We had to stop that medication and in the meantime we are still using the multi-modal approach, researching and waiting on long wait lists for therapy, we have yet to find a medication that works. We haven't completely given up, it's a process. The struggle real, it was a real battle for me. Was I doing the right thing? Will we ever find something that works? For now it's really a matter of trial and error. I feel like he struggled for longer than he should have all because I was so close minded. 

If there is anything that this journey has taught me, is to be open minded and embrace the differences and be willing to try, and persevere. It also reminds me that what works for some, may not work for others and that's OK. There is no magic fix to this. Through hard work and our multi-modal approach, Caelan will succeed, he will need to learn new coping skills to make it through this thing we call life. No one medication, essential oil, or supplement will do that, but a combination may.

Until we find what will work long term, we are embracing what works for now. 

~Mommy Dearest

In no way does Mommy Dearest condone the illegal use of  any medications, including selling or buying a controlled substance, and taking such medication without a valid prescription from a Physician,  

1. - Trailer for "Take Your Pills"
2. - March 31, 2018 Methylphenidate (Ritalin) 
3. - March 30, 2018 Adderall 


  1. I have been living with anxiety for years, and even though therapy has helped me a lot, I decided to start medication about 6 months ago.
    I'm not sure why I didnt start before! Medication does not fix all our issues - i'm still working on them with my therapist - but it did help me get back into the right mindset to benefit from therapy and personal work!

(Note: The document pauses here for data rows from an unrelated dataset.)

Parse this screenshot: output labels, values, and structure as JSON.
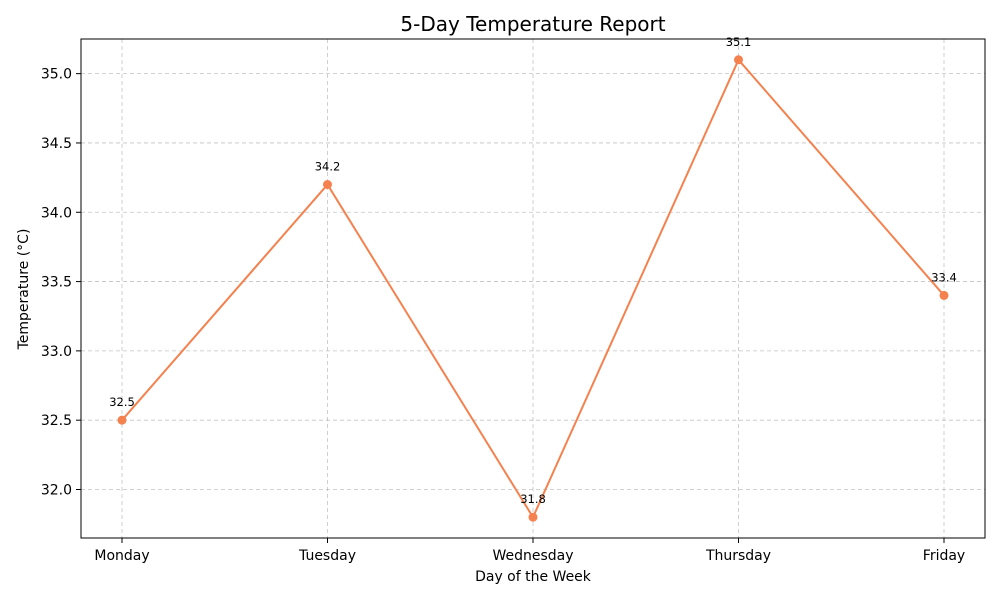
{
  "chart_data": {
    "type": "line",
    "title": "5-Day Temperature Report",
    "xlabel": "Day of the Week",
    "ylabel": "Temperature (°C)",
    "categories": [
      "Monday",
      "Tuesday",
      "Wednesday",
      "Thursday",
      "Friday"
    ],
    "series": [
      {
        "values": [
          32.5,
          34.2,
          31.8,
          35.1,
          33.4
        ],
        "color": "#f5814f"
      }
    ],
    "data_labels": [
      "32.5",
      "34.2",
      "31.8",
      "35.1",
      "33.4"
    ],
    "yticks": [
      "32.0",
      "32.5",
      "33.0",
      "33.5",
      "34.0",
      "34.5",
      "35.0"
    ],
    "ylim": [
      31.65,
      35.25
    ],
    "grid": true
  }
}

  2. You make a great point about treating the brain as equally important to treating our other organs. There is such a stigma to any type of mental illness, behavior disorder, or learning disability, and I’m glad you are sharing your story!

  3. The one thing that boggles my mind is how medical professionals compartmentalize things so often. The brain is complex, and needs to be handled on multiple levels!
    I am SO thrilled that you guys are keeping up the good fight, and looking at the multi-modal approaches.

  4. I am hoping for the best result for you and your family. Staying on the solution that gives immediate result would be the best thing to consider. Although, we should not stop from searching for a long time solution.